#LeetCode刷题之#589-N叉树的前序遍C历(N-ary Tree Preorder Traversal)

#LeetCode刷题之#589-N叉树的前序遍C历(N-ary Tree Preorder Traversal)

问题

给定一个 N 叉树,返回其节点值的前序遍历

例如,给定一个 3叉树 :

#LeetCode刷题之#589-N叉树的前序遍C历(N-ary Tree Preorder Traversal)

返回其前序遍历: [1,3,5,6,2,4]

说明: 递归法很简单,你可以使用迭代法完成此题吗?

Given an n-ary tree, return the preorder traversal of its nodes’ values.

 For example, given a 3-ary tree:

 Return its preorder traversal as: [1,3,5,6,2,4].

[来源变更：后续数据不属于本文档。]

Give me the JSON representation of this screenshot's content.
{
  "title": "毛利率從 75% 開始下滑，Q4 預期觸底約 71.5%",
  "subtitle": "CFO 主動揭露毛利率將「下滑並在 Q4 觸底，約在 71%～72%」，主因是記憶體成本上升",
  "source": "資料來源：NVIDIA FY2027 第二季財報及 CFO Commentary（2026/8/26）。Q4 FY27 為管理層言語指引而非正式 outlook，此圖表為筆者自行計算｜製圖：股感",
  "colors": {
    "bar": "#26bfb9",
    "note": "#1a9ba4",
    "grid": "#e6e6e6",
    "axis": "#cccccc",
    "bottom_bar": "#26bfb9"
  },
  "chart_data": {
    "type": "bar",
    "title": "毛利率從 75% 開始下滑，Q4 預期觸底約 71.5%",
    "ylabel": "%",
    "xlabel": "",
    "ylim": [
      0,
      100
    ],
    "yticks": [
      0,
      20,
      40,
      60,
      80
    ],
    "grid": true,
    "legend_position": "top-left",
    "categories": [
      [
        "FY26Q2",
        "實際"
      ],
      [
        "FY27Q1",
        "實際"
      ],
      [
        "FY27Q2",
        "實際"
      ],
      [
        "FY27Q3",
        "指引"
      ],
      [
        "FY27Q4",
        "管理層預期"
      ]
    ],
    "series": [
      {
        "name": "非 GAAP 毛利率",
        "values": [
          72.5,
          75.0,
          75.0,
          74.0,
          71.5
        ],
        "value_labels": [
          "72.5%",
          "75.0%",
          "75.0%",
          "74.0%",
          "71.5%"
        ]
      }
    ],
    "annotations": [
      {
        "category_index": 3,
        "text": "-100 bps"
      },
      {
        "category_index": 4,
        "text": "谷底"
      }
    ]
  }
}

 Note: Recursive solution is trivial, could you do it iteratively?

示例

public class Program {

    public static void Main(string[] args) {
        var root = new Node(1,
                new List<Node> {
                new Node(3, new List<Node> {
                    new Node(5, null),
                    new Node(6, null)
                }),
                new Node(2, null),
                new Node(4, null)
            });

        var res = Preorder(root);
        ShowArray(res);

        res = Preorder2(root);
        ShowArray(res);

        Console.ReadKey();
    }

    private static void ShowArray(IList<int> array) {
        foreach(var num in array) {
            Console.Write($"{num} ");
        }
        Console.WriteLine();
    }

    public static IList<int> Preorder(Node root) {
        var list = new List<int>();
        Pre(root, ref list);
        return list;
    }

    public static void Pre(Node root, ref List<int> list) {
        if(root == null) return;
        list.Add(root.val);
        if(root.children == null) return;
        foreach(var child in root.children) {
            Pre(child, ref list);
        }
        return;
    }

    public static IList<int> Preorder2(Node root) {
        var list = new List<int>();
        if(root == null) return list;
        var stack = new Stack<Node>();
        stack.Push(root);
        while(stack.Any()) {
            var pop = stack.Pop();
            list.Add(pop.val);
            if(pop.children != null) {
                for(var i = pop.children.Count() - 1; i >= 0; i--)
                    stack.Push(pop.children[i]);
            }
        }
        return list;
    }

    public class Node {
        public int val;
        public IList<Node> children;
        public Node() { }
        public Node(int _val, IList<Node> _children) {
            val = _val;
            children = _children;
        }
    }

}

以上给出2种算法实现,以下是这个案例的输出结果:

1 3 5 6 2 4
1 3 5 6 2 4

分析:

显而易见,以上2种算法的时间复杂度均为: O(n)​ 。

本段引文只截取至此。